Nos dias 8 e 9 de agosto de 2023, a cidade brasileira de Belém foi palco da Cúpula da Amazônia, um encontro inusitado que reuniu os presidentes de Brasil, Colômbia, Peru, Bolívia, Equador, Venezuela, Guiana e Suriname para discutir as questões da região. Na pauta, entre outros temas, um dos principais motivos do encontro: o desafio urgente de combater o desmatamento.
 
A Cúpula resultou na Declaração de Belém, na qual os presidentes sugerem duas linhas de ação.

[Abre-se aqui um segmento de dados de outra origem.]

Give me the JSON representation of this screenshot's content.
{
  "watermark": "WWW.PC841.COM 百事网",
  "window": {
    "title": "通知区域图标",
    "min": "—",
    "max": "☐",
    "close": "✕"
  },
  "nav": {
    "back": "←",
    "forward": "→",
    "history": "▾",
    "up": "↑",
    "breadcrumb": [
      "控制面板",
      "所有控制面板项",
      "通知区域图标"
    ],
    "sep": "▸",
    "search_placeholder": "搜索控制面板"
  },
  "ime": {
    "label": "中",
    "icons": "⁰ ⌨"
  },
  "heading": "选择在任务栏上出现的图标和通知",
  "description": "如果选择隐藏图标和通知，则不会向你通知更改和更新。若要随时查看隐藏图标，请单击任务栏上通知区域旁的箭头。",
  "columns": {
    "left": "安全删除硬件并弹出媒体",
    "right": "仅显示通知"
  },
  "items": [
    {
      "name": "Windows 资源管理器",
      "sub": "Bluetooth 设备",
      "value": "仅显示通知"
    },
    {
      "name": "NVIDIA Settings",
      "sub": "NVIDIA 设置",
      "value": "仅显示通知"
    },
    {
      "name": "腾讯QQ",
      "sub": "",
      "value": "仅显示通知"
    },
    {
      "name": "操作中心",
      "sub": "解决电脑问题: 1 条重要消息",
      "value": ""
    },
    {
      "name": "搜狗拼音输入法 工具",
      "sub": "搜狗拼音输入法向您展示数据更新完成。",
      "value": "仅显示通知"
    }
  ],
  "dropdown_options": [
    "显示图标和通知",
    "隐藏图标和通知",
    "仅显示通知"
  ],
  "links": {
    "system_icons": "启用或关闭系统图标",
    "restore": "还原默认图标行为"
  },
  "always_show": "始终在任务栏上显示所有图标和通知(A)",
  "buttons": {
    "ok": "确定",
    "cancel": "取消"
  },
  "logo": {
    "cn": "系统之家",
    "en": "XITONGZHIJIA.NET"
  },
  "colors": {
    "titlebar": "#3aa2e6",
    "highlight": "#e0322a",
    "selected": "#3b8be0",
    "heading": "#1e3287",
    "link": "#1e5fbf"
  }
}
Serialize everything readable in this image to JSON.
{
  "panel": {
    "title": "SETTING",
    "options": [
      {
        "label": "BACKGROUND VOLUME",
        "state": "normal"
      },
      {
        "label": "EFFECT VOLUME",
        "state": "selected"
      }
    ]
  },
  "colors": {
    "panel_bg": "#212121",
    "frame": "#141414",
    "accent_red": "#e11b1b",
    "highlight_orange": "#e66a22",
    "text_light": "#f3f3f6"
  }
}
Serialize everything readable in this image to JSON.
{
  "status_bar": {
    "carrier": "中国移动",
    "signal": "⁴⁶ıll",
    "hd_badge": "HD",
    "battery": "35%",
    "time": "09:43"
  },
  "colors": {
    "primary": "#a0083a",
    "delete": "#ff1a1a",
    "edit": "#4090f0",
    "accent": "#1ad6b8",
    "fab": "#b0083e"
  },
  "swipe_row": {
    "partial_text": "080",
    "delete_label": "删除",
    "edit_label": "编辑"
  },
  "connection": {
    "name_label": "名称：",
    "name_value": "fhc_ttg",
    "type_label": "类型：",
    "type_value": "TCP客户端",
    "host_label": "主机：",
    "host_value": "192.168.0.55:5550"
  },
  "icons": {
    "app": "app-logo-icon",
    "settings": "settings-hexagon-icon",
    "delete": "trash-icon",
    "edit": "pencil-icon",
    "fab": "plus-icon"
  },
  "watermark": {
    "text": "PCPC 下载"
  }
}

A primeira é promover o “desenvolvimento sustentável”; a segunda, a “proteção integral” ou a “preservação” da Amazônia, com a meta de “desmatamento zero” até 2030. Numa das frases dessa Declaração, os presidentes afirmam que pretendem “combater o desmatamento” e, ao mesmo tempo, “erradicar e interromper o avanço das atividades de extração ilegal de recursos naturais” [grifo nosso].
 
Seguindo esse raciocínio, a Declaração parece sugerir que não haveria problemas se as empresas e outros atores por trás do extrativismo da mineração, do petróleo, da madeira e do agronegócio, bem como as grandes hidrelétricas, estradas, ferrovias e portos de que o modelo extrativo necessita, atuassem legalmente, com suas licenças em dia.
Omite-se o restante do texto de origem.